Fleets should start preparing for the combined effect of tax changes and Euro6 coming in 2015 by reviewing policies and replacement cycles with suppliers, according to Alphabet sales and marketing director Paul Hollick,

“2015 is the day after tomorrow in fleet terms,” said Hollick. “Fleets that usually run diesels for four years should consider moving to a shorter cycle for more flexibility, as Euro6 will mainly affect diesel operating costs.”

He added that the Euro6 standards, which put more focus on NOx and particulates, could have a “potentially profound impact on fleet choices”, as it will be increasingly difficult for carmakers to carry on reducing CO2.

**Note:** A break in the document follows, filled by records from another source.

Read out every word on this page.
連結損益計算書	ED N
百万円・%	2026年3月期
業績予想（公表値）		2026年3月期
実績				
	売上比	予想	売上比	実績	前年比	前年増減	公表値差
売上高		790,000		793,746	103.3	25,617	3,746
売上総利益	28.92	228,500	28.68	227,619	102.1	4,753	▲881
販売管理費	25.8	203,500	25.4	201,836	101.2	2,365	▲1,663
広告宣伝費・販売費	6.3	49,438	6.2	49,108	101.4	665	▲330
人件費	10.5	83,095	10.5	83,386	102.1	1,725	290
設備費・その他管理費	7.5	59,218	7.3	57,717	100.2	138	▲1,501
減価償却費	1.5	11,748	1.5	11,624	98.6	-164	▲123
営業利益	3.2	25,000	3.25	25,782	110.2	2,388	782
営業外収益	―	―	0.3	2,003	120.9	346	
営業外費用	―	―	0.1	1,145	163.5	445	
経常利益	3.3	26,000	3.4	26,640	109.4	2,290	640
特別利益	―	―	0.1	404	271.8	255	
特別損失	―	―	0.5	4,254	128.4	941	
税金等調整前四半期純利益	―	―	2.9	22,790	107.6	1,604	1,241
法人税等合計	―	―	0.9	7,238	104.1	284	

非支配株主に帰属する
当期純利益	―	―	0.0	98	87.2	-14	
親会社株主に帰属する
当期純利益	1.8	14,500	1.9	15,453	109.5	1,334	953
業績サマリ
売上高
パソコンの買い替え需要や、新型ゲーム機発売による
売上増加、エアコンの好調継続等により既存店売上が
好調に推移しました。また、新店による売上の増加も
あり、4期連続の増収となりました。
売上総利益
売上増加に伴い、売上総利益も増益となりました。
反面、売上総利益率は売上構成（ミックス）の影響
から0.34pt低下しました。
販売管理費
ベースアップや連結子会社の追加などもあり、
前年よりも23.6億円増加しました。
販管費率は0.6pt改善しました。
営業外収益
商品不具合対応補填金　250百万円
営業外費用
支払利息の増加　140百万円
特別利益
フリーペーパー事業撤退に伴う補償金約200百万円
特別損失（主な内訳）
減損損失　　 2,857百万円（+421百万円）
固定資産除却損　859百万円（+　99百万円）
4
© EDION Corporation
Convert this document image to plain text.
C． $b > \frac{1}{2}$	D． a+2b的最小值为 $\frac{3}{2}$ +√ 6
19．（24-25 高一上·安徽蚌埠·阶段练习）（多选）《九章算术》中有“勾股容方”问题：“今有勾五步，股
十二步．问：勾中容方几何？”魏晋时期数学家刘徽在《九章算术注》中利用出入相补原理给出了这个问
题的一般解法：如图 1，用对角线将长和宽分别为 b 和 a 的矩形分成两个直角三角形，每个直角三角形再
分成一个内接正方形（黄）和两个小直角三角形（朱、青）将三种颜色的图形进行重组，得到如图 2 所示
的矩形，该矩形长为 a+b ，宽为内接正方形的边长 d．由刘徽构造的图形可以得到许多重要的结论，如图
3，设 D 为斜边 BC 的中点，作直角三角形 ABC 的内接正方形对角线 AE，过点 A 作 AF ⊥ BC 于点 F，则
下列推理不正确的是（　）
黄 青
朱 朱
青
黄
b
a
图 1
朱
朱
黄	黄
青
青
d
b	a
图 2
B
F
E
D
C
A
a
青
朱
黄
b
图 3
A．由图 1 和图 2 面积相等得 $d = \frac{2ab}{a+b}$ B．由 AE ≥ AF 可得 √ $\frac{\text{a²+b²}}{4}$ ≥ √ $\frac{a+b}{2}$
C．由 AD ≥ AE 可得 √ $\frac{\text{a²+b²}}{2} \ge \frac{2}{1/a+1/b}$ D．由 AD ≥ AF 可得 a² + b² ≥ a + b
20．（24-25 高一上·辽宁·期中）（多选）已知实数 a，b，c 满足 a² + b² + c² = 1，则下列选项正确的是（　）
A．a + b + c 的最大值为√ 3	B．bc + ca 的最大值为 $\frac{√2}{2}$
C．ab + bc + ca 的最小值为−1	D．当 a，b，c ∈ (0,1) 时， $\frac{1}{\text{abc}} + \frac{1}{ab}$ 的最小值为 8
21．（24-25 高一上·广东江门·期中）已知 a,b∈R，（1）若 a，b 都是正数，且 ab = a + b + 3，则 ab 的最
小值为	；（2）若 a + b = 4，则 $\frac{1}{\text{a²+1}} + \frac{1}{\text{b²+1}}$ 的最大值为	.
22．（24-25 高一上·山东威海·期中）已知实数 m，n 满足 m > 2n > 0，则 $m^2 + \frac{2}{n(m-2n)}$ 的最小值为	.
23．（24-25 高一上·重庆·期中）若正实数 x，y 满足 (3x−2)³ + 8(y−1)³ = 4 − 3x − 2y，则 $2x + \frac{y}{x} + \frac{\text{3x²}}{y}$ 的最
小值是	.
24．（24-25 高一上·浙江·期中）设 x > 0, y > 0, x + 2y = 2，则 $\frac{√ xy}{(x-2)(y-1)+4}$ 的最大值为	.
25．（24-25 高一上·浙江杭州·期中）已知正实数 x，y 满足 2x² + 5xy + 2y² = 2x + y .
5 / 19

Hollick continued: “Euro6 will apply to all cars sold from 2015 onwards, meaning that will coincide with the step-change in the UK’s CO2 company car tax regime that was announced in the last Budget.

“In a worst-case scenario fleets will find themselves dealing with stagnant – or even rising – CO2 ratings just as the screw starts tightening faster on tax rates.”

He also warned that the introduction of Euro6 will cause higher vehicle prices, since it will cost extra to modify engines to meet the new rules. “The truck world is talking of engine costs rising by £10,000 per unit although the impact will undoubtedly be less severe for cars and LCVs, where unit costs are lower and volumes higher.”

Hollick concluded: “We also can’t stress highly enough the need to build choice lists using whole-life costs, since basing them on rental alone will not take account of the real cost impacts of Euro6 and BIK changes post-2015.”